Well, shit.

phudgins@lemmy.world · 2 days ago

Well, shit.

WhatsHerBucket@lemmy.world · 2 days ago

Every seasoned IT person, devOps or otherwise has accidentally made a catastrophic mistake. I ask that in interviews :D

partial_accumen@lemmy.world · 2 days ago

Mine was replacing a failed hard drive in array.

Check array health, see one failed member
popped out the hot swappable old drive , popped in the new one
Check array health to make sure the array rebuild is underway
See array now has TWO failed member, and realize I feel the drive in my hand still spinning down

shit.

WhatsHerBucket@lemmy.world · 2 days ago

I accidentally rm’ed /bin on a remote host located in another country, and had to wait for someone to get in and fix it.
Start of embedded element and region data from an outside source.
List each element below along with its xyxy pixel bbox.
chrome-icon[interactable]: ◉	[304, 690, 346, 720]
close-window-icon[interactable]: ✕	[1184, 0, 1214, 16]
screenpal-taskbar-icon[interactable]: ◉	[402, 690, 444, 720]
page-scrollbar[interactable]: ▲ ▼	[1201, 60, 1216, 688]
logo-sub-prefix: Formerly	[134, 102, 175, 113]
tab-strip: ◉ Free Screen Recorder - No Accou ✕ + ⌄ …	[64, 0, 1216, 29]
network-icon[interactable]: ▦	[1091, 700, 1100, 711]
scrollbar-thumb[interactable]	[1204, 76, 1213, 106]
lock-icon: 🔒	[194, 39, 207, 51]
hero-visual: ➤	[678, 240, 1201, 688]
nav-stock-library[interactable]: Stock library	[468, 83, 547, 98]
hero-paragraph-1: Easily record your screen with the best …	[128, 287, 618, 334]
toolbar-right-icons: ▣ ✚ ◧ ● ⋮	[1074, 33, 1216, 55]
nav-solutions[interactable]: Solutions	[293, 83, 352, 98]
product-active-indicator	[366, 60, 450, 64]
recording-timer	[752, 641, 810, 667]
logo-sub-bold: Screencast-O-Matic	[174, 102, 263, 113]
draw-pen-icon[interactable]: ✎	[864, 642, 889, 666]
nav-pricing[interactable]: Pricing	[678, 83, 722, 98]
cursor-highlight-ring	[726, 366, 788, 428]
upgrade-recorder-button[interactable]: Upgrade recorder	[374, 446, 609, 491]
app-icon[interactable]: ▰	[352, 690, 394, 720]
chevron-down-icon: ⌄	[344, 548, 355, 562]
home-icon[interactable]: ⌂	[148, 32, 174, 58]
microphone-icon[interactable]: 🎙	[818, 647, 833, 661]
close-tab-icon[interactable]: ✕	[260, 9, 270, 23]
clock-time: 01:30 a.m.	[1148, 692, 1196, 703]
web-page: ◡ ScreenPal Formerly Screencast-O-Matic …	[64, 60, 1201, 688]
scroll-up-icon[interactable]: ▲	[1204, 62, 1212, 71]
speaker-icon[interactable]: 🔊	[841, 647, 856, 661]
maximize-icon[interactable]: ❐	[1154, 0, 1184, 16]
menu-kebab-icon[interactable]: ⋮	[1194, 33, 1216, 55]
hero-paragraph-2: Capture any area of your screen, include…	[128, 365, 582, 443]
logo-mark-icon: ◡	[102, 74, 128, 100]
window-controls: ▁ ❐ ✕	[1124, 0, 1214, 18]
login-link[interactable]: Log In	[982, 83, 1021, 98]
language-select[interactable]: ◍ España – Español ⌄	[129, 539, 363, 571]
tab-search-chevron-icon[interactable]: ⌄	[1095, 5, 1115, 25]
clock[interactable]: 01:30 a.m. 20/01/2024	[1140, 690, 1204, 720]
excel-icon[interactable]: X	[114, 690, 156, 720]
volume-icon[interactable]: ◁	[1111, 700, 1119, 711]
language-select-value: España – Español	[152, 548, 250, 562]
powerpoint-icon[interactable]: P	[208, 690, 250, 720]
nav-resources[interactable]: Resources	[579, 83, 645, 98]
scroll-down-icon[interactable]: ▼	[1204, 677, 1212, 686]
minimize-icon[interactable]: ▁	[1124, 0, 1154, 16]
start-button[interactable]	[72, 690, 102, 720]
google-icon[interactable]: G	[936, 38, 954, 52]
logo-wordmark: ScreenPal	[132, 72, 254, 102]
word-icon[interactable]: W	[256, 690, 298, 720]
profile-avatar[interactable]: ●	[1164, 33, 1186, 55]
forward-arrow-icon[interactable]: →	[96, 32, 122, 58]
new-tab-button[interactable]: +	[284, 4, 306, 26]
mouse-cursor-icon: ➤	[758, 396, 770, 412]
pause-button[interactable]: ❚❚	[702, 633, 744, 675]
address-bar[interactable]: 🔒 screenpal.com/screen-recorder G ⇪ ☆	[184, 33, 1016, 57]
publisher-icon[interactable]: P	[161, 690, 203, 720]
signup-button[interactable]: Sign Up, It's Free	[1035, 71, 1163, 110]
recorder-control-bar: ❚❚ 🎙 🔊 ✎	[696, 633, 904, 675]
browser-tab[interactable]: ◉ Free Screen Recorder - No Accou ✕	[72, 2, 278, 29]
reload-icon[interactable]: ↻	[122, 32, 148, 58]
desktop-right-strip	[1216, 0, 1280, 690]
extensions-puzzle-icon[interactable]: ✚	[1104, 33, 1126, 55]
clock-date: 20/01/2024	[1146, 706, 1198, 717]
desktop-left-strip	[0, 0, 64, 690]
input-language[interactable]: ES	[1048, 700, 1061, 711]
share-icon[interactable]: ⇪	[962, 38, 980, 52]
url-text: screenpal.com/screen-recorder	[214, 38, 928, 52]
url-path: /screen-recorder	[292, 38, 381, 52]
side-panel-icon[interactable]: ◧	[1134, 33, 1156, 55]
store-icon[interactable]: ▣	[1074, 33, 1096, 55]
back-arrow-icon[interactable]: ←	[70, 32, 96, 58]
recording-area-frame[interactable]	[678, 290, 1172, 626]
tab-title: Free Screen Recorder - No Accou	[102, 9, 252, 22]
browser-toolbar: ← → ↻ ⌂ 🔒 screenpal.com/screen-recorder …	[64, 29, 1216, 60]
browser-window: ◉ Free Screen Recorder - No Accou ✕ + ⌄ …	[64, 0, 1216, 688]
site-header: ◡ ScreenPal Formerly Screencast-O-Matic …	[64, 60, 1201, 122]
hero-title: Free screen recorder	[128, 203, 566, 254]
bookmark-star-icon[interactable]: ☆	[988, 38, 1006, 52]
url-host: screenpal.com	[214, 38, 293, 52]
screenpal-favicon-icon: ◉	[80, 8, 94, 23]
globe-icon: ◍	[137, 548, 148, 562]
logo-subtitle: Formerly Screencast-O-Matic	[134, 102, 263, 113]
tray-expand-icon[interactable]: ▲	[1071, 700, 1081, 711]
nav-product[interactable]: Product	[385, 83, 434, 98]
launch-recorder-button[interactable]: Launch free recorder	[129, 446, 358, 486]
manny_stillwagon@mander.xyz · 2 days ago

Not IT but data analyst. Missed a 2% salary increase for our union members when projecting next year’s budget. $12 million mistake that was only caught once it was too late to fix.

piefood@feddit.online · 1 day ago

I deleted all of our DNS records. As it turns out, you can’t make money when you can’t resolve dns records :P

pticrix@lemmy.ca · 2 days ago

I once deleted the whole production kubernetes environment trying to fix an update to prod give awry, at11pm. My saving grace was that our systems are barely used between 10pm-8am, and I managed to teach myself by reading enough docs and stack overflow comments to rebuild it and fix the initial mistake before 5am. Never learned how to correctly use a piece of stack that quickly before or since.

martinb@lemmy.sdf.org · 1 day ago

Nothing focuses the mind more than the panicked realisation that you have just hosed the production systems

LordOfLocksley@lemmy.world · 2 days ago

I pushed a $1 bln test trade through production instead of my test environment… that was a sweaty 30 minutes

Botzo@lemmy.world · 2 days ago

Yep. Ran a config as code migration on prod instead of dev. We introduced new safeguards for running against prod after that. And changed the expectations for primary on call to do dev work with down time. Shifted to improving ops tooling or making pretty charts from all the metrics. Actually ended up reducing toil substantially over the next couple quarters.

10/10 will absolutely still do something dumb again.